Si senti sgomento. Se erano già lí, era finita; li avrebbero visti certamente, aggirati, presi. E allora? Rifletté a quelli lassú. « Questi mangiano e camminano piú di noi… Eisogna mangiare », pensava.

Si alzò e cominciò a muoversi verso la finestra. Il contadino spari subito. Cautamente Gildo tornò indietro e si preparò a spiccare la corsa verso il Professore.

Apparve nuovamente il contadino sull’uscio con il secchio in mano. Con fare noncurante si avvicinò al cavo del tronco che raccoglieva l’acqua della polla e si spostò di qualche passo verso Gildo. Erano vicini.

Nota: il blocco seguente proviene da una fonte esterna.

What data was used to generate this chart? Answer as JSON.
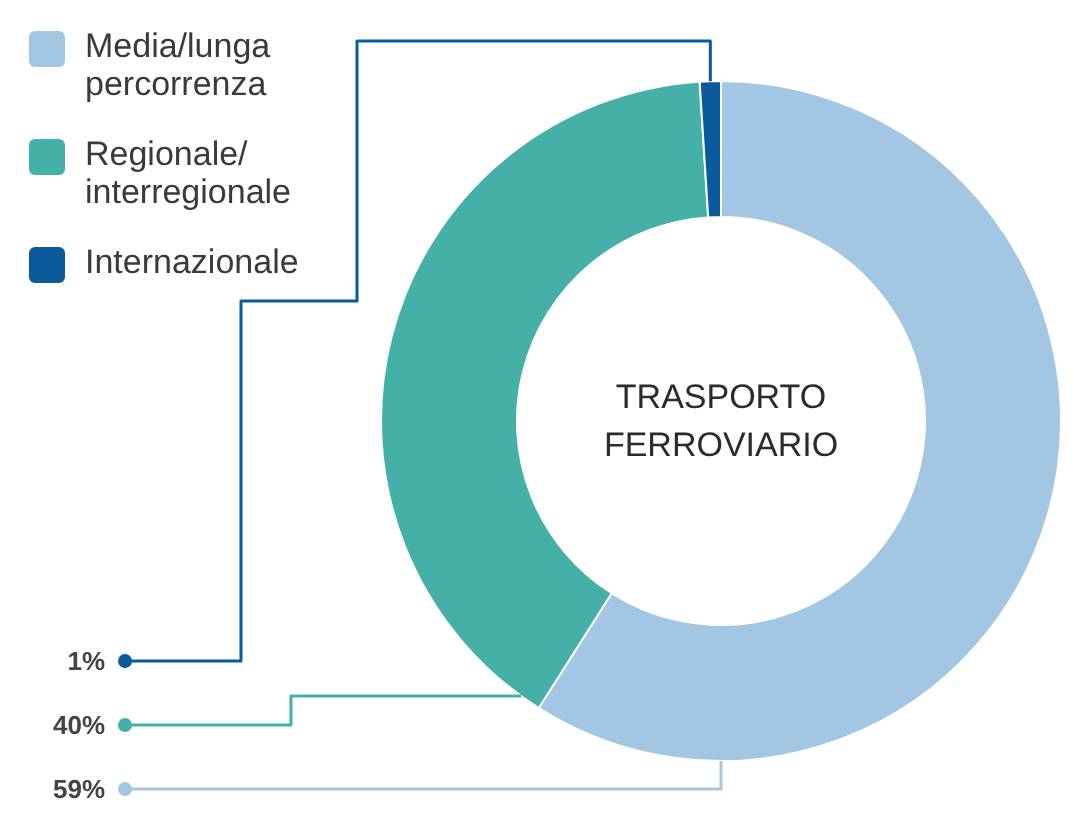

« Da mangiare », mormorò Gildo.

Quello guardò intorno e fece l’atto di tornare indietro.

« Non sono solo però. Pane », disse Gildo all’altro che si era fermato, « pane, molto pane; abbiamo fame ».

L’uomo posò il secchio e rientrò. Dopo poco ritornò con un grosso pane e, mentre lo posava sul tronco, mormorò: « Siete molti? ».

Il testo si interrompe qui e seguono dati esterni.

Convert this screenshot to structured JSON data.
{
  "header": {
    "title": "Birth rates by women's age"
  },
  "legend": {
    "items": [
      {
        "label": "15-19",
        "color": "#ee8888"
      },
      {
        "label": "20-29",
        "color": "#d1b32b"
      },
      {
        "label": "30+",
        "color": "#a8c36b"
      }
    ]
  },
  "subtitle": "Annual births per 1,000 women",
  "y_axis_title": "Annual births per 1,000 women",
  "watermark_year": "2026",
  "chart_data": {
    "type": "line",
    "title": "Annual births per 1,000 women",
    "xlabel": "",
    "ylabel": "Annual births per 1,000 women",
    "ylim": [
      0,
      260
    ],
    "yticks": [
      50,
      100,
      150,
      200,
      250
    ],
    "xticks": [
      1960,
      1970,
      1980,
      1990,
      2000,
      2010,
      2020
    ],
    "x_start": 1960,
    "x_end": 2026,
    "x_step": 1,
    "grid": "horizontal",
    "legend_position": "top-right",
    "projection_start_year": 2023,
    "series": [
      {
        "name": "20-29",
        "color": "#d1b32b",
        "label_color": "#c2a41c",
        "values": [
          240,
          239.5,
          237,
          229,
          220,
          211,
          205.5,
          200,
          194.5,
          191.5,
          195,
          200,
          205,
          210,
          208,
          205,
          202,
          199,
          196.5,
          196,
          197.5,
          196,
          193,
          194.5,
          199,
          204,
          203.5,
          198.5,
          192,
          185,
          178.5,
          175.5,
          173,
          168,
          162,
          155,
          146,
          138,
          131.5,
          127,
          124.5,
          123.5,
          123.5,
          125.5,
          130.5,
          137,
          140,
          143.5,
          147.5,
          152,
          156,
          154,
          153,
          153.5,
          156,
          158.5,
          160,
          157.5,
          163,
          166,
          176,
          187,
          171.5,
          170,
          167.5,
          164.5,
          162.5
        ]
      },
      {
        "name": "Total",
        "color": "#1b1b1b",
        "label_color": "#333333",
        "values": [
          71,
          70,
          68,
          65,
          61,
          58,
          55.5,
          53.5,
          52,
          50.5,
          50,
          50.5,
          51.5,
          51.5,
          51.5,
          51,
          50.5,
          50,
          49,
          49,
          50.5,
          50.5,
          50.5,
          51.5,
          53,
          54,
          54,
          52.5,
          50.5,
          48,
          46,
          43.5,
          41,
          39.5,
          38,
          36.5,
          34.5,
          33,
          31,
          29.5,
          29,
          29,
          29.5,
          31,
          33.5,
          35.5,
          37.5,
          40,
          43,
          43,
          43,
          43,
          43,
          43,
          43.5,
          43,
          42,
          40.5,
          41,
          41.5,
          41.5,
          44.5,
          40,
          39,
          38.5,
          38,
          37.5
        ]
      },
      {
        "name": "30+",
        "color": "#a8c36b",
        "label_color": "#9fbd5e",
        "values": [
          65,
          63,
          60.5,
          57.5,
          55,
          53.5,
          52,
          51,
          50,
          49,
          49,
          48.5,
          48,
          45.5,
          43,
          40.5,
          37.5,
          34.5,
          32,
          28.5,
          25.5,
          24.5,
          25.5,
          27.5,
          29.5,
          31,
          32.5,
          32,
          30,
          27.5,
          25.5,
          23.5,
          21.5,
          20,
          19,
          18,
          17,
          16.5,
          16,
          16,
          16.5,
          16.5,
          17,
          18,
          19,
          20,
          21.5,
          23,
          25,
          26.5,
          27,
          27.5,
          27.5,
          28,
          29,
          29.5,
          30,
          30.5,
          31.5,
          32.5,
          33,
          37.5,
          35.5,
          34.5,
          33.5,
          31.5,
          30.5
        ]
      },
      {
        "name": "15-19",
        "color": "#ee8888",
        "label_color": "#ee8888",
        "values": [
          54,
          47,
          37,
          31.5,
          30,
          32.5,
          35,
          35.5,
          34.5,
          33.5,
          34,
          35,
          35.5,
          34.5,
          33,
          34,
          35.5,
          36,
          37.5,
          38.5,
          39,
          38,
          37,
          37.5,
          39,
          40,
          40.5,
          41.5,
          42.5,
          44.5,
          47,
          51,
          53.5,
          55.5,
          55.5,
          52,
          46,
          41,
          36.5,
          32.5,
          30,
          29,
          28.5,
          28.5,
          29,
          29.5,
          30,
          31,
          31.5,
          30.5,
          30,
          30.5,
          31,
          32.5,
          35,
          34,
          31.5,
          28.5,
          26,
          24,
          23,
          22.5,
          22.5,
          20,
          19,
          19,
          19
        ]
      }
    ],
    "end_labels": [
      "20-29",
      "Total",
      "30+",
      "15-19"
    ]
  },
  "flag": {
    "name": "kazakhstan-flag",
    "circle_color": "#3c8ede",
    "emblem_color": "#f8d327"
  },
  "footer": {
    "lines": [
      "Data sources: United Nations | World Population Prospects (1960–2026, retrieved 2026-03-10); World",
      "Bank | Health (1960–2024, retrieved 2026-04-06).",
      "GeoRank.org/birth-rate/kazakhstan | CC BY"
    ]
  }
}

Gildo fece cenno di si con la testa.

«Non ho altro; uno dorme sulla madia. Aspetta », soggiunse.

Gildo allungò le mani e prese il pane. Mentre se lo riponeva tra i piedi, si voltò a guardare il Professore acquattato. Il contadino aveva girato la casa. L’attesa fu lunga. A Gildo sembrava perfino che di minuto in minuto crescesse la luce, come se il sole fosse già alto dietro una cortina di nubi; invece erano i riflessi cinerini del cielo sulla terra.

L’uomo tornò. « Ti ho fatto aspettare? », disse. « Prendi! ». Scivolarono sull’erba due conigli già spellati. « Tanto li mangerebbero loro. Sono una diecina », aggiunse poi. « Non lo so dove vanno ».

« Dillo pure », lo incoraggiò Gildo, « ci cercano. Non è cosí? ».

L’uomo si strinse nelle spalle. « Non lo so se cercano voi; non so nemmeno chi siete. Avete fame? Mangiate ». « Grazie. Grazie e addio ».

Arrivò quattoni dal Professore e si voltarono entrambi a guardare. Il contadino pescava acqua e guardava verso di loro. La sinistra all’altezza del viso si apriva e si chiudeva in un abbozzo di saluto.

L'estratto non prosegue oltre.